Специалисты компании Akamai заметили, что злоумышленники злоупотребляют малоизвестным сетевым протоколом DCCP (Datagram Congestion Control Protocol) для DDoS-атак. Данный интернет-стандарт был утвержден в 2007 году и помогает отслеживать перегрузки в сети для коммуникаций на основе UDP. DCCP особенно эффективен для приложений, где пришедшие невовремя данные становятся бесполезными. Например, в сфере потокового вещания, онлайн-игр и интернет-телефонии.

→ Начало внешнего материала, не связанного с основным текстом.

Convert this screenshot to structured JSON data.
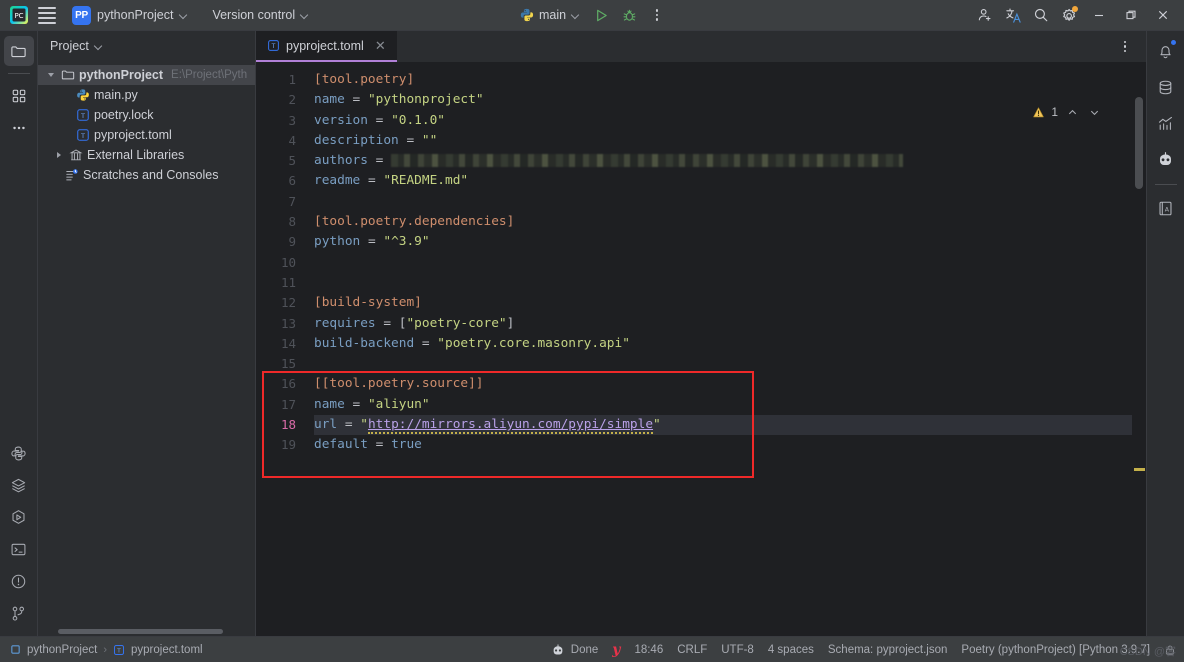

Хоть протокол включает в себя множество функций, Akamai сообщает, что хакеры злоупотребляют трехсторонним рукопожатием, которое происходит в начале соединения DCCP+UDP. Таким образом злоумышленники могут отправить поток пакетов DCCP-Request на 33 порт сервера (где работает протокол DCCP), тем самым заставив сервер тратить важные ресурсы на инициирование многосторонних трехсторонних рукопожатий, которые так и не будут завершены, а в конечном итоге выведут сервер из строя (в силу нехватки доступных ресурсов).
Такая атака похожа на классический TCP SYN-флуд, хорошо известный тип DDoS-атак, который более десяти лет используется аналогичным образом.
«По сути, эти пакеты представляют собой SYN-флуд в версии для протокола DCCP», — объясняет Чад Симан (Chad Seaman), руководитель группы Akamai SIRT.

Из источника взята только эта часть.